Is is true that you are never truly ready to have a baby no matter the circumstances? Well I think I have to agree that no on is ever ready to add a new member to the family, it is a huge change, but you can prepared in other ways.
You can make sure you have enough money in savings for emergencies, decide if one parent is going to stay at home with the baby, make sure you have enough income to support that decision, do you live in a family oriented area? Are there good schools nearby? Do you have a house? The list can go on and on.
Here is/was our list and why we will be starting to try in September!
- Have a house/home
- Have job security - steady/good income so I can be a stay-at-home mom
- Fix up home
- Enjoy being married for a couple years before adding a baby (almost 3 years now!)
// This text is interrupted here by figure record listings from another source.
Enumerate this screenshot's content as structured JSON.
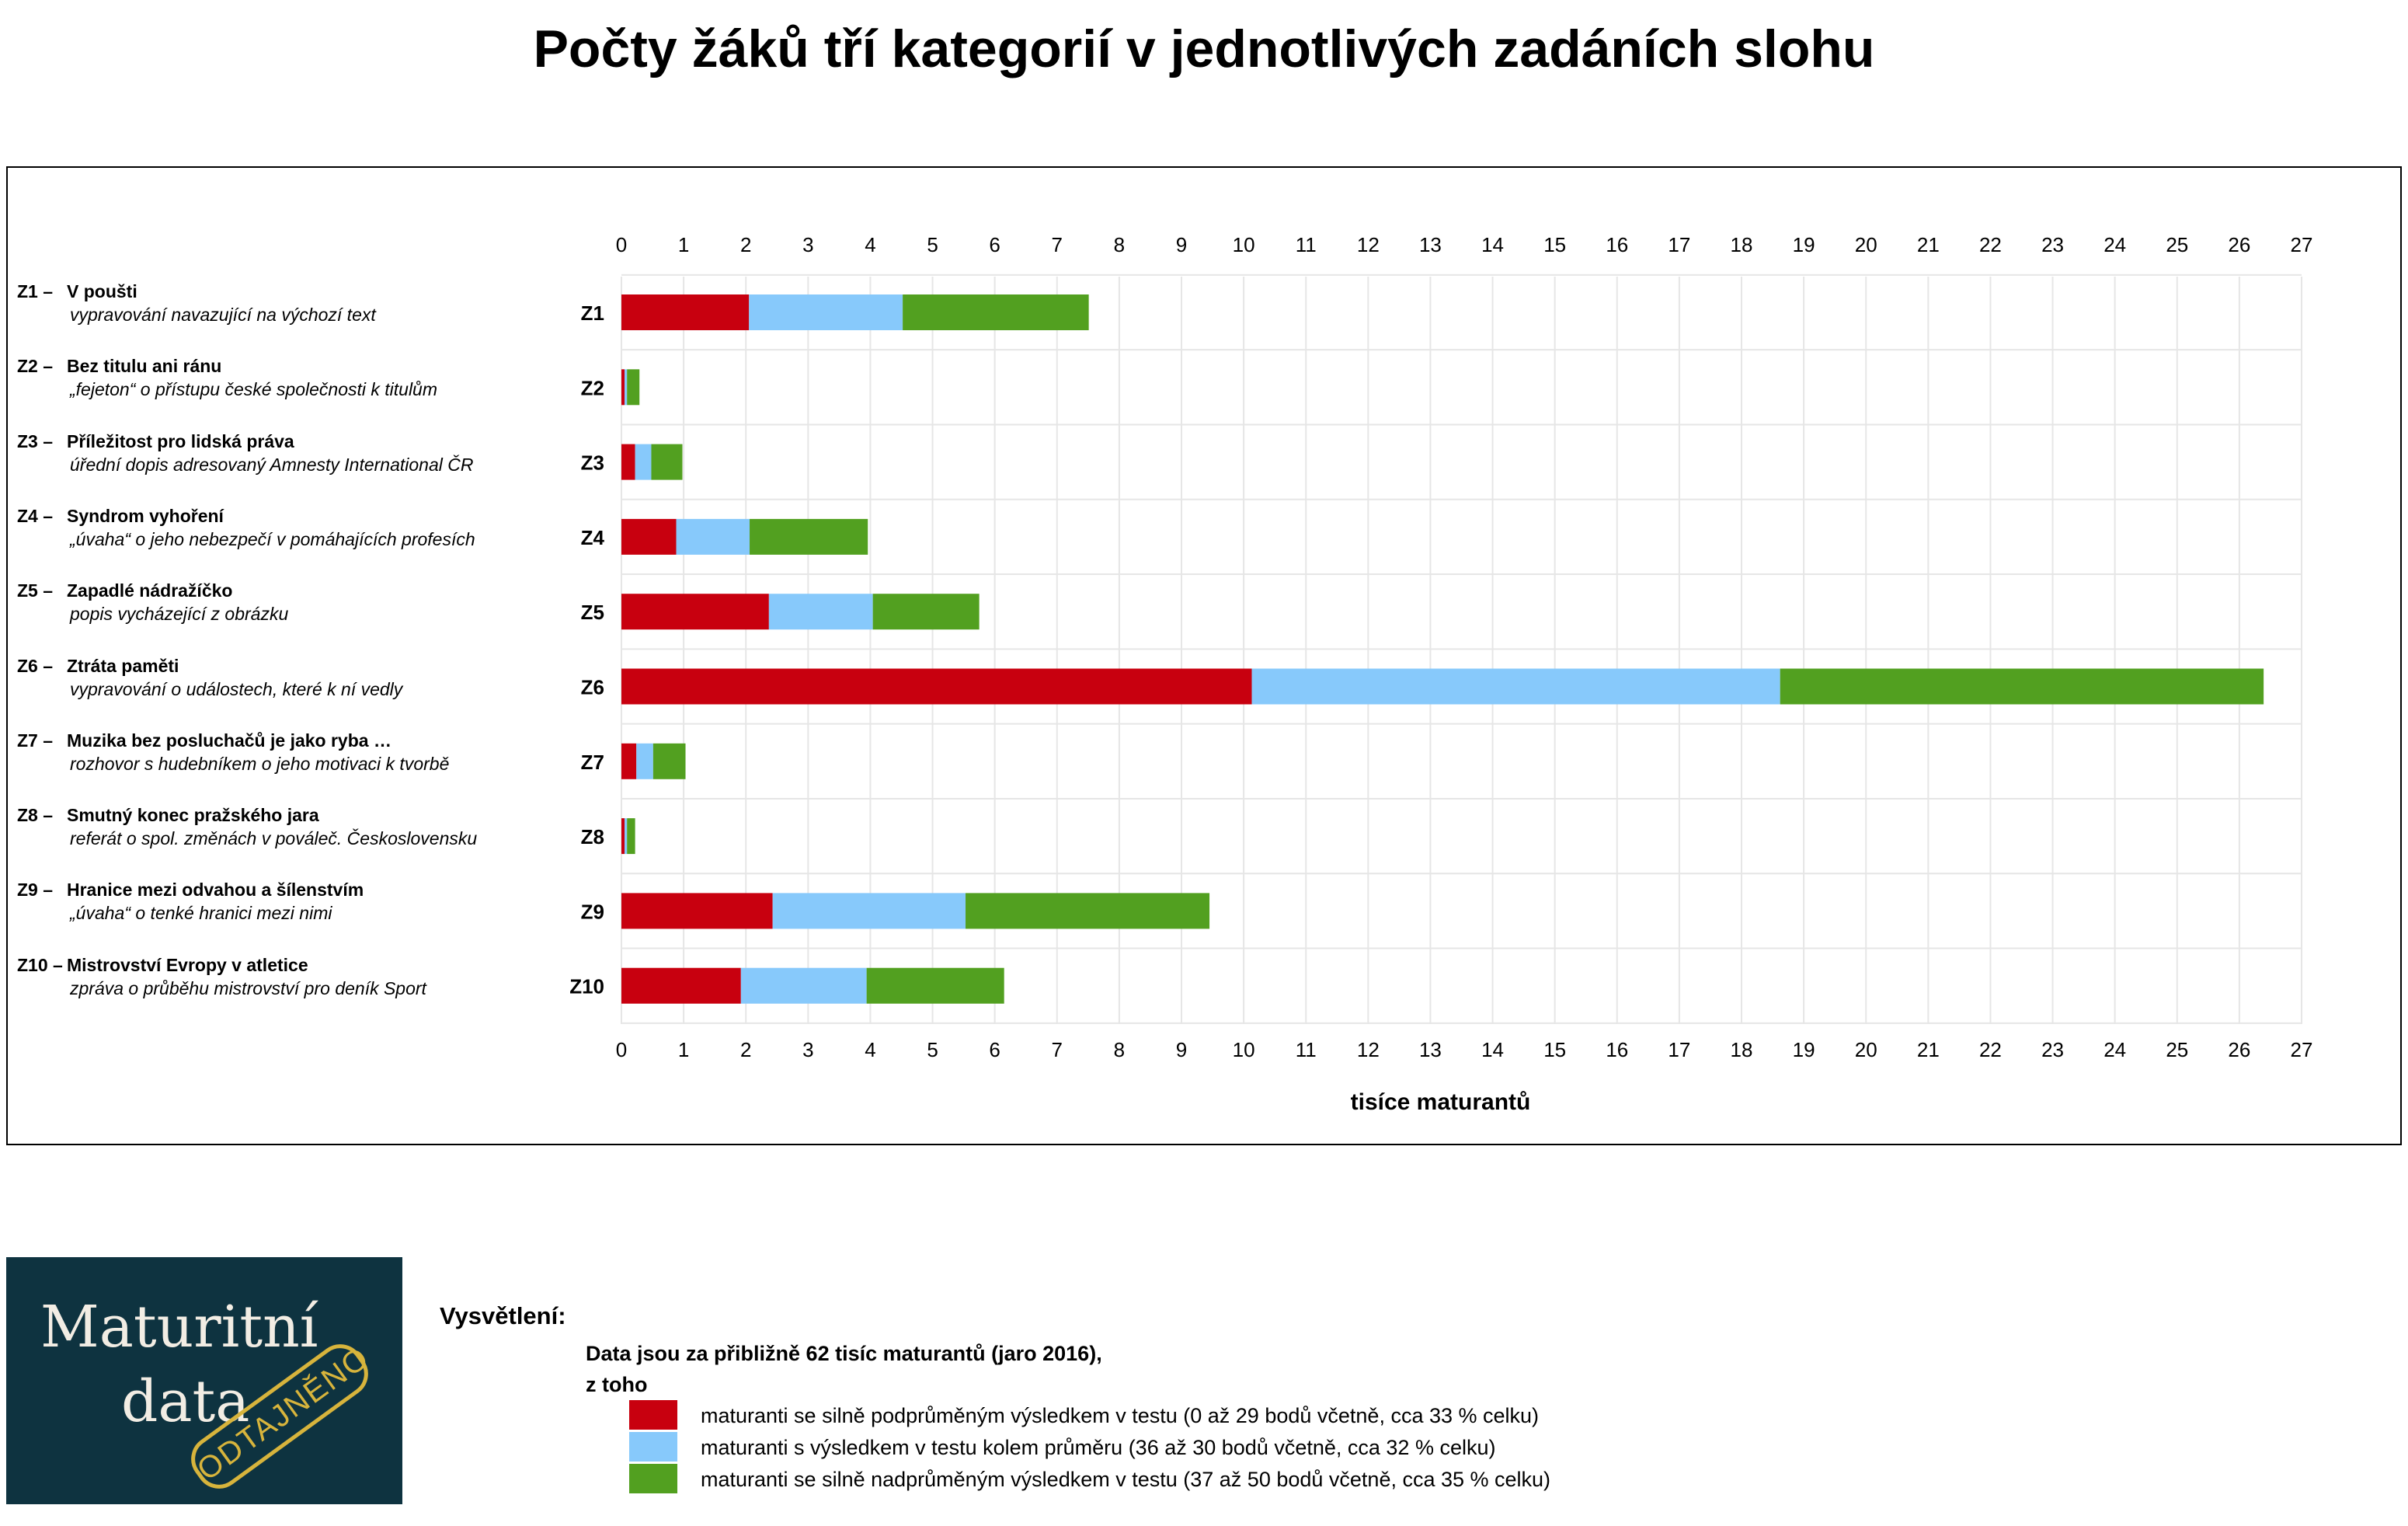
{
  "title": "Počty žáků tří kategorií v jednotlivých zadáních slohu",
  "colors": {
    "low": "#c8000f",
    "mid": "#87c9fb",
    "high": "#52a020",
    "grid": "#e6e6e6",
    "text": "#000000"
  },
  "chart_data": {
    "type": "bar",
    "orientation": "horizontal",
    "stacked": true,
    "xlabel": "tisíce maturantů",
    "xlim": [
      0,
      27
    ],
    "xticks": [
      "0",
      "1",
      "2",
      "3",
      "4",
      "5",
      "6",
      "7",
      "8",
      "9",
      "10",
      "11",
      "12",
      "13",
      "14",
      "15",
      "16",
      "17",
      "18",
      "19",
      "20",
      "21",
      "22",
      "23",
      "24",
      "25",
      "26",
      "27"
    ],
    "grid": true,
    "categories": [
      "Z1",
      "Z2",
      "Z3",
      "Z4",
      "Z5",
      "Z6",
      "Z7",
      "Z8",
      "Z9",
      "Z10"
    ],
    "series": [
      {
        "name": "maturanti se silně podprůměným výsledkem v testu (0 až 29 bodů včetně, cca 33 % celku)",
        "color": "#c8000f",
        "values": [
          2.05,
          0.05,
          0.22,
          0.88,
          2.37,
          10.13,
          0.24,
          0.05,
          2.43,
          1.92
        ]
      },
      {
        "name": "maturanti s výsledkem v testu kolem průměru (36 až 30 bodů včetně, cca 32 % celku)",
        "color": "#87c9fb",
        "values": [
          2.47,
          0.04,
          0.26,
          1.18,
          1.67,
          8.49,
          0.27,
          0.04,
          3.1,
          2.02
        ]
      },
      {
        "name": "maturanti se silně nadprůměným výsledkem v testu (37 až 50 bodů včetně, cca 35 % celku)",
        "color": "#52a020",
        "values": [
          2.99,
          0.2,
          0.5,
          1.9,
          1.71,
          7.77,
          0.52,
          0.13,
          3.92,
          2.21
        ]
      }
    ]
  },
  "rows": [
    {
      "code": "Z1 –",
      "name": "V poušti",
      "desc": "vypravování navazující na výchozí text"
    },
    {
      "code": "Z2 –",
      "name": "Bez titulu ani ránu",
      "desc": "„fejeton“ o přístupu české společnosti k titulům"
    },
    {
      "code": "Z3 –",
      "name": "Příležitost pro lidská práva",
      "desc": "úřední dopis adresovaný Amnesty International ČR"
    },
    {
      "code": "Z4 –",
      "name": "Syndrom vyhoření",
      "desc": "„úvaha“ o jeho nebezpečí v pomáhajících profesích"
    },
    {
      "code": "Z5 –",
      "name": "Zapadlé nádražíčko",
      "desc": "popis vycházející z obrázku"
    },
    {
      "code": "Z6 –",
      "name": "Ztráta paměti",
      "desc": "vypravování o událostech, které k ní vedly"
    },
    {
      "code": "Z7 –",
      "name": "Muzika bez posluchačů je jako ryba …",
      "desc": "rozhovor s hudebníkem o jeho motivaci k tvorbě"
    },
    {
      "code": "Z8 –",
      "name": "Smutný konec pražského jara",
      "desc": "referát o spol. změnách v pováleč. Československu"
    },
    {
      "code": "Z9 –",
      "name": "Hranice mezi odvahou a šílenstvím",
      "desc": "„úvaha“ o tenké hranici mezi nimi"
    },
    {
      "code": "Z10 –",
      "name": "Mistrovství Evropy v atletice",
      "desc": "zpráva o průběhu mistrovství pro deník Sport"
    }
  ],
  "logo": {
    "line1": "Maturitní",
    "line2": "data",
    "stamp": "ODTAJNĚNO"
  },
  "legend": {
    "heading": "Vysvětlení:",
    "note_line1": "Data jsou za přibližně 62 tisíc maturantů (jaro 2016),",
    "note_line2": "z toho"
  }
}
- Have a good amount in savings
- Run the Disneyland 10k! (which is why we are waiting till September)
It seems like a short list, but I didn't want to list every single little thing under the "fix up home" category, but we wanted to get some major things fixed before adding a baby to the mix. So all that's left is our vacation to California!
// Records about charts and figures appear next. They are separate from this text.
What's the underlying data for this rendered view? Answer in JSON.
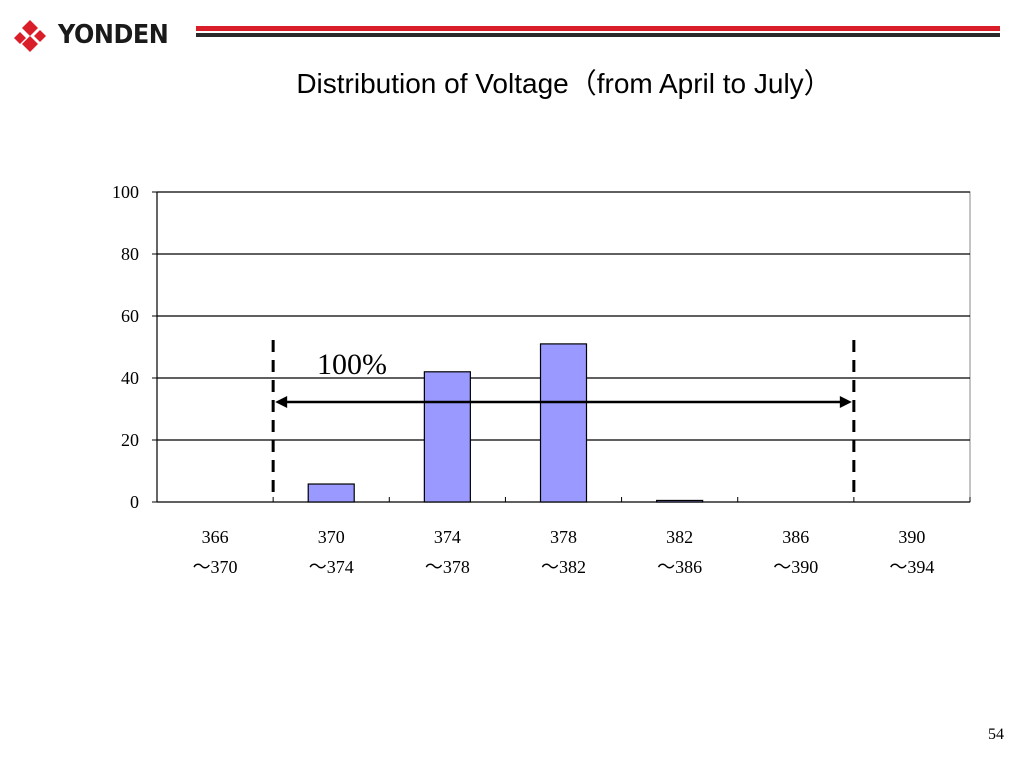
{
  "brand": {
    "name": "YONDEN",
    "logo_color": "#d91e2a",
    "header_bar_red": "#d91e2a",
    "header_bar_dark": "#2a2a2a"
  },
  "slide": {
    "title": "Distribution of Voltage（from April to July）",
    "page_number": "54"
  },
  "chart_data": {
    "type": "bar",
    "categories": [
      [
        "366",
        "～370"
      ],
      [
        "370",
        "～374"
      ],
      [
        "374",
        "～378"
      ],
      [
        "378",
        "～382"
      ],
      [
        "382",
        "～386"
      ],
      [
        "386",
        "～390"
      ],
      [
        "390",
        "～394"
      ]
    ],
    "values": [
      0,
      5.8,
      42,
      51,
      0.5,
      0,
      0
    ],
    "ylim": [
      0,
      100
    ],
    "yticks": [
      "0",
      "20",
      "40",
      "60",
      "80",
      "100"
    ],
    "grid": true,
    "bar_color": "#9999ff",
    "range_annotation": {
      "label": "100%",
      "from_boundary": 1,
      "to_boundary": 6
    }
  }
}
Does that mean we'll be ready for a baby? Truthfully, probably not. It took me awhile to adjust to having a dog and now I love her to bits, but that first month was tough, and a baby is going to be tougher. Luckily I have the ability to be a stay-at-home mom, so I won't have the added job stress. I'll be able to quit and focus on our baby. Once we adjust to having a little one, I might go back to work or see if I can find a job that allows me to work from home. We will have to see how things go, after all, the only way to find out is to dive right in!
However, I feel it is wrong to push someone into having children because they can never truly be "ready." No one should feel pressured into having children when they don't feel ready. That said, we finally do feel as if we are as ready as can be to have a baby.
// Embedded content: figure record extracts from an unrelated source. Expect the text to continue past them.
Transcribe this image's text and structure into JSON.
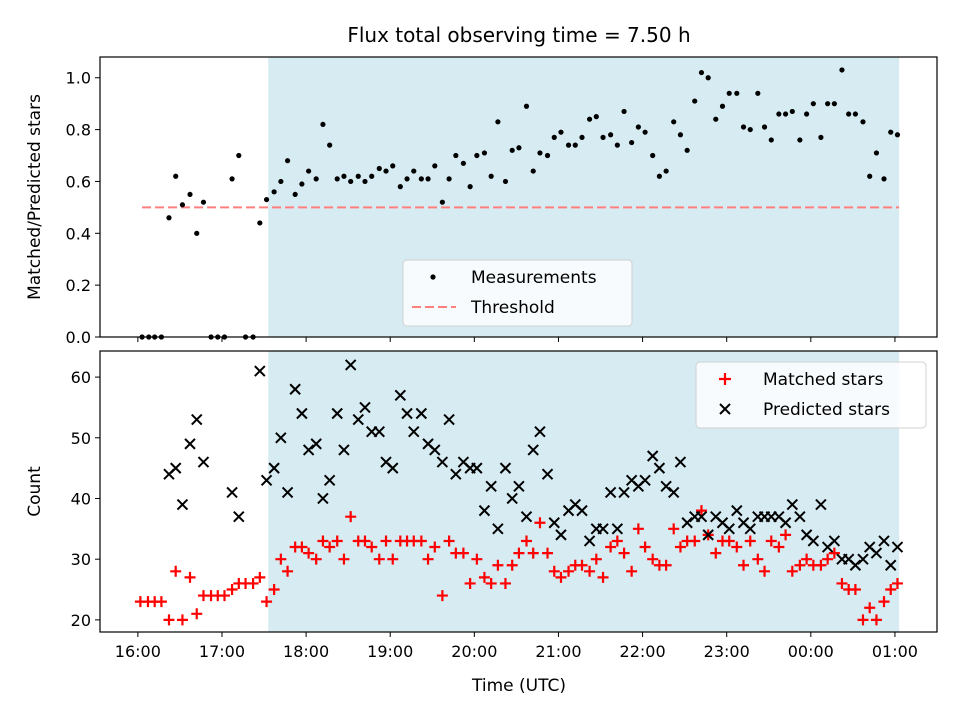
{
  "title": "Flux total observing time = 7.50 h",
  "colors": {
    "shade": "#add8e6",
    "measurement": "#000000",
    "threshold": "#ff7f7f",
    "matched": "#ff0000",
    "predicted": "#000000"
  },
  "chart_data": [
    {
      "type": "scatter",
      "ylabel": "Matched/Predicted stars",
      "xlim": [
        15.55,
        25.5
      ],
      "ylim": [
        0,
        1.08
      ],
      "yticks": [
        "0.0",
        "0.2",
        "0.4",
        "0.6",
        "0.8",
        "1.0"
      ],
      "shaded_span": [
        17.55,
        25.05
      ],
      "legend": [
        "Measurements",
        "Threshold"
      ],
      "threshold": {
        "x": [
          16.05,
          25.05
        ],
        "y": 0.5
      },
      "measurements": {
        "x": [
          16.05,
          16.13,
          16.2,
          16.28,
          16.37,
          16.45,
          16.53,
          16.62,
          16.7,
          16.78,
          16.87,
          16.95,
          17.03,
          17.12,
          17.2,
          17.28,
          17.37,
          17.45,
          17.53,
          17.62,
          17.7,
          17.78,
          17.87,
          17.95,
          18.03,
          18.12,
          18.2,
          18.28,
          18.37,
          18.45,
          18.53,
          18.62,
          18.7,
          18.78,
          18.87,
          18.95,
          19.03,
          19.12,
          19.2,
          19.28,
          19.37,
          19.45,
          19.53,
          19.62,
          19.7,
          19.78,
          19.87,
          19.95,
          20.03,
          20.12,
          20.2,
          20.28,
          20.37,
          20.45,
          20.53,
          20.62,
          20.7,
          20.78,
          20.87,
          20.95,
          21.03,
          21.12,
          21.2,
          21.28,
          21.37,
          21.45,
          21.53,
          21.62,
          21.7,
          21.78,
          21.87,
          21.95,
          22.03,
          22.12,
          22.2,
          22.28,
          22.37,
          22.45,
          22.53,
          22.62,
          22.7,
          22.78,
          22.87,
          22.95,
          23.03,
          23.12,
          23.2,
          23.28,
          23.37,
          23.45,
          23.53,
          23.62,
          23.7,
          23.78,
          23.87,
          23.95,
          24.03,
          24.12,
          24.2,
          24.28,
          24.37,
          24.45,
          24.53,
          24.62,
          24.7,
          24.78,
          24.87,
          24.95,
          25.03
        ],
        "y": [
          0.0,
          0.0,
          0.0,
          0.0,
          0.46,
          0.62,
          0.51,
          0.55,
          0.4,
          0.52,
          0.0,
          0.0,
          0.0,
          0.61,
          0.7,
          0.0,
          0.0,
          0.44,
          0.53,
          0.56,
          0.6,
          0.68,
          0.55,
          0.59,
          0.64,
          0.61,
          0.82,
          0.74,
          0.61,
          0.62,
          0.6,
          0.62,
          0.6,
          0.62,
          0.65,
          0.64,
          0.66,
          0.58,
          0.61,
          0.64,
          0.61,
          0.61,
          0.66,
          0.52,
          0.61,
          0.7,
          0.67,
          0.58,
          0.7,
          0.71,
          0.62,
          0.83,
          0.6,
          0.72,
          0.73,
          0.89,
          0.64,
          0.71,
          0.7,
          0.77,
          0.79,
          0.74,
          0.74,
          0.77,
          0.84,
          0.85,
          0.77,
          0.78,
          0.74,
          0.87,
          0.75,
          0.81,
          0.79,
          0.7,
          0.62,
          0.64,
          0.83,
          0.78,
          0.72,
          0.91,
          1.02,
          1.0,
          0.84,
          0.89,
          0.94,
          0.94,
          0.81,
          0.8,
          0.94,
          0.81,
          0.76,
          0.86,
          0.86,
          0.87,
          0.76,
          0.86,
          0.9,
          0.77,
          0.9,
          0.9,
          1.03,
          0.86,
          0.86,
          0.83,
          0.62,
          0.71,
          0.61,
          0.79,
          0.78
        ]
      }
    },
    {
      "type": "scatter",
      "xlabel": "Time (UTC)",
      "ylabel": "Count",
      "xlim": [
        15.55,
        25.5
      ],
      "ylim": [
        18,
        64.3
      ],
      "yticks": [
        "20",
        "30",
        "40",
        "50",
        "60"
      ],
      "xticks": [
        "16:00",
        "17:00",
        "18:00",
        "19:00",
        "20:00",
        "21:00",
        "22:00",
        "23:00",
        "00:00",
        "01:00"
      ],
      "shaded_span": [
        17.55,
        25.05
      ],
      "legend": [
        "Matched stars",
        "Predicted stars"
      ],
      "matched": {
        "x": [
          16.03,
          16.12,
          16.2,
          16.28,
          16.37,
          16.45,
          16.53,
          16.62,
          16.7,
          16.78,
          16.87,
          16.95,
          17.03,
          17.12,
          17.2,
          17.28,
          17.37,
          17.45,
          17.53,
          17.62,
          17.7,
          17.78,
          17.87,
          17.95,
          18.03,
          18.12,
          18.2,
          18.28,
          18.37,
          18.45,
          18.53,
          18.62,
          18.7,
          18.78,
          18.87,
          18.95,
          19.03,
          19.12,
          19.2,
          19.28,
          19.37,
          19.45,
          19.53,
          19.62,
          19.7,
          19.78,
          19.87,
          19.95,
          20.03,
          20.12,
          20.2,
          20.28,
          20.37,
          20.45,
          20.53,
          20.62,
          20.7,
          20.78,
          20.87,
          20.95,
          21.03,
          21.12,
          21.2,
          21.28,
          21.37,
          21.45,
          21.53,
          21.62,
          21.7,
          21.78,
          21.87,
          21.95,
          22.03,
          22.12,
          22.2,
          22.28,
          22.37,
          22.45,
          22.53,
          22.62,
          22.7,
          22.78,
          22.87,
          22.95,
          23.03,
          23.12,
          23.2,
          23.28,
          23.37,
          23.45,
          23.53,
          23.62,
          23.7,
          23.78,
          23.87,
          23.95,
          24.03,
          24.12,
          24.2,
          24.28,
          24.37,
          24.45,
          24.53,
          24.62,
          24.7,
          24.78,
          24.87,
          24.95,
          25.03
        ],
        "y": [
          23,
          23,
          23,
          23,
          20,
          28,
          20,
          27,
          21,
          24,
          24,
          24,
          24,
          25,
          26,
          26,
          26,
          27,
          23,
          25,
          30,
          28,
          32,
          32,
          31,
          30,
          33,
          32,
          33,
          30,
          37,
          33,
          33,
          32,
          30,
          33,
          30,
          33,
          33,
          33,
          33,
          30,
          32,
          24,
          33,
          31,
          31,
          26,
          30,
          27,
          26,
          29,
          26,
          29,
          31,
          33,
          31,
          36,
          31,
          28,
          27,
          28,
          29,
          29,
          28,
          30,
          27,
          32,
          33,
          31,
          28,
          35,
          32,
          30,
          29,
          29,
          35,
          32,
          33,
          33,
          38,
          34,
          31,
          33,
          33,
          32,
          29,
          33,
          30,
          28,
          33,
          32,
          34,
          28,
          29,
          30,
          29,
          29,
          30,
          31,
          26,
          25,
          25,
          20,
          22,
          20,
          23,
          25,
          26
        ]
      },
      "predicted": {
        "x": [
          16.37,
          16.45,
          16.53,
          16.62,
          16.7,
          16.78,
          17.12,
          17.2,
          17.45,
          17.53,
          17.62,
          17.7,
          17.78,
          17.87,
          17.95,
          18.03,
          18.12,
          18.2,
          18.28,
          18.37,
          18.45,
          18.53,
          18.62,
          18.7,
          18.78,
          18.87,
          18.95,
          19.03,
          19.12,
          19.2,
          19.28,
          19.37,
          19.45,
          19.53,
          19.62,
          19.7,
          19.78,
          19.87,
          19.95,
          20.03,
          20.12,
          20.2,
          20.28,
          20.37,
          20.45,
          20.53,
          20.62,
          20.7,
          20.78,
          20.87,
          20.95,
          21.03,
          21.12,
          21.2,
          21.28,
          21.37,
          21.45,
          21.53,
          21.62,
          21.7,
          21.78,
          21.87,
          21.95,
          22.03,
          22.12,
          22.2,
          22.28,
          22.37,
          22.45,
          22.53,
          22.62,
          22.7,
          22.78,
          22.87,
          22.95,
          23.03,
          23.12,
          23.2,
          23.28,
          23.37,
          23.45,
          23.53,
          23.62,
          23.7,
          23.78,
          23.87,
          23.95,
          24.03,
          24.12,
          24.2,
          24.28,
          24.37,
          24.45,
          24.53,
          24.62,
          24.7,
          24.78,
          24.87,
          24.95,
          25.03
        ],
        "y": [
          44,
          45,
          39,
          49,
          53,
          46,
          41,
          37,
          61,
          43,
          45,
          50,
          41,
          58,
          54,
          48,
          49,
          40,
          43,
          54,
          48,
          62,
          53,
          55,
          51,
          51,
          46,
          45,
          57,
          54,
          51,
          54,
          49,
          48,
          46,
          53,
          44,
          46,
          45,
          45,
          38,
          42,
          35,
          45,
          40,
          42,
          37,
          48,
          51,
          44,
          36,
          34,
          38,
          39,
          38,
          33,
          35,
          35,
          41,
          35,
          41,
          43,
          42,
          43,
          47,
          45,
          42,
          41,
          46,
          36,
          37,
          37,
          34,
          37,
          36,
          35,
          38,
          36,
          35,
          37,
          37,
          37,
          37,
          36,
          39,
          37,
          34,
          33,
          39,
          32,
          33,
          30,
          30,
          29,
          30,
          32,
          31,
          33,
          29,
          32
        ]
      }
    }
  ]
}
Another thing to keep in mind is age. My husband was 24 and I was 21 when we got married. We had plenty of time. We didn't feel the need to rush in, despite everyone else thinking we should. We were young and wanted some us time, time to get settled down, and now, three years later, we feel ready and I'm glad we didn't give in to the pressure.
For those who aren't trying yet, what's on your list? For those who are trying or already have children, what was on your list?